Adulthood now means the same for both males and females in Saudi Arabia; both men and women over the age of 21 are considered adults. This means a lot for women. For a start, it means that an adult female does not have to obtain a male guardian’s permission to travel abroad like it used to be. Women with no husbands or fathers, particularly divorced or widowed women, had to go through the embarrassment of seeking permission to travel from their own sons. Finally, women do not need guardians – whether a father, husband, brother or son- to do adult stuff. Some families are actually accepting women as equal partners to men. Young ladies are even allowed to turn their abayas and other clothing into fashion statements provided they don’t expose their bodies.

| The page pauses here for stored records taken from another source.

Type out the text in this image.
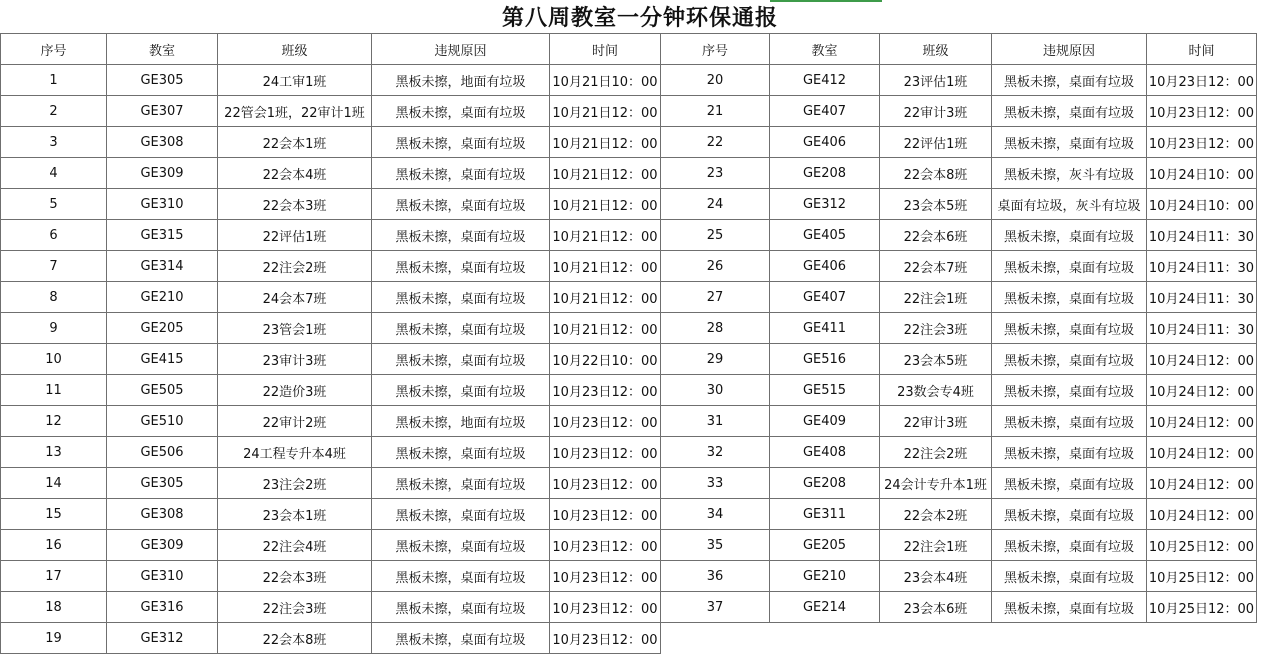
第八周教室一分钟环保通报
序号	教室	班级	违规原因	时间	序号	教室	班级	违规原因	时间
1	GE305	24工审1班	黑板未擦，地面有垃圾	10月21日10：00	20	GE412	23评估1班	黑板未擦，桌面有垃圾	10月23日12：00
2	GE307	22管会1班，22审计1班	黑板未擦，桌面有垃圾	10月21日12：00	21	GE407	22审计3班	黑板未擦，桌面有垃圾	10月23日12：00
3	GE308	22会本1班	黑板未擦，桌面有垃圾	10月21日12：00	22	GE406	22评估1班	黑板未擦，桌面有垃圾	10月23日12：00
4	GE309	22会本4班	黑板未擦，桌面有垃圾	10月21日12：00	23	GE208	22会本8班	黑板未擦，灰斗有垃圾	10月24日10：00
5	GE310	22会本3班	黑板未擦，桌面有垃圾	10月21日12：00	24	GE312	23会本5班	桌面有垃圾，灰斗有垃圾	10月24日10：00
6	GE315	22评估1班	黑板未擦，桌面有垃圾	10月21日12：00	25	GE405	22会本6班	黑板未擦，桌面有垃圾	10月24日11：30
7	GE314	22注会2班	黑板未擦，桌面有垃圾	10月21日12：00	26	GE406	22会本7班	黑板未擦，桌面有垃圾	10月24日11：30
8	GE210	24会本7班	黑板未擦，桌面有垃圾	10月21日12：00	27	GE407	22注会1班	黑板未擦，桌面有垃圾	10月24日11：30
9	GE205	23管会1班	黑板未擦，桌面有垃圾	10月21日12：00	28	GE411	22注会3班	黑板未擦，桌面有垃圾	10月24日11：30
10	GE415	23审计3班	黑板未擦，桌面有垃圾	10月22日10：00	29	GE516	23会本5班	黑板未擦，桌面有垃圾	10月24日12：00
11	GE505	22造价3班	黑板未擦，桌面有垃圾	10月23日12：00	30	GE515	23数会专4班	黑板未擦，桌面有垃圾	10月24日12：00
12	GE510	22审计2班	黑板未擦，地面有垃圾	10月23日12：00	31	GE409	22审计3班	黑板未擦，桌面有垃圾	10月24日12：00
13	GE506	24工程专升本4班	黑板未擦，桌面有垃圾	10月23日12：00	32	GE408	22注会2班	黑板未擦，桌面有垃圾	10月24日12：00
14	GE305	23注会2班	黑板未擦，桌面有垃圾	10月23日12：00	33	GE208	24会计专升本1班	黑板未擦，桌面有垃圾	10月24日12：00
15	GE308	23会本1班	黑板未擦，桌面有垃圾	10月23日12：00	34	GE311	22会本2班	黑板未擦，桌面有垃圾	10月24日12：00
16	GE309	22注会4班	黑板未擦，桌面有垃圾	10月23日12：00	35	GE205	22注会1班	黑板未擦，桌面有垃圾	10月25日12：00
17	GE310	22会本3班	黑板未擦，桌面有垃圾	10月23日12：00	36	GE210	23会本4班	黑板未擦，桌面有垃圾	10月25日12：00
18	GE316	22注会3班	黑板未擦，桌面有垃圾	10月23日12：00	37	GE214	23会本6班	黑板未擦，桌面有垃圾	10月25日12：00
19	GE312	22会本8班	黑板未擦，桌面有垃圾	10月23日12：00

The Reversing Role of Palestinian Women
The rights, liberties, and opportunities of women in Gaza and Palestine as a whole have been hard to come by for a long time now. Most women in the country are poor, unemployed, uneducated, and a large number is in early marriages. Female college dropouts are also high.
However, Palestinian women are using their creativity and energy to create opportunities for themselves. A case in point is the “Women for Change” film festival that addresses topics of women marginalization and oppression. Female programmers, on the other hand, have united to create mentorship initiatives for young girls with a passion for coding.
One thing that governments in the Middle East are realizing is that it will be hard to achieve their Vision 2030 reform plans without women involvement. That is why there will be new opportunities for Muslim women in the region every year going forward. It is now up to the women to rise to the occasion and cement their place as key players in the region’s social and economic growth.
Fatima Salahuddin is a preschool teacher with 8 years of experience teaching 3-5-year-olds. In her experience, she has devoted her professional life to give her pupils the best she can, teaching them how to love themselves first, and improve students’ learning and behavioral skills. She is also interested in the sociology of culture. She wants to have a deep understanding of ethnocentrism and cultural relativity.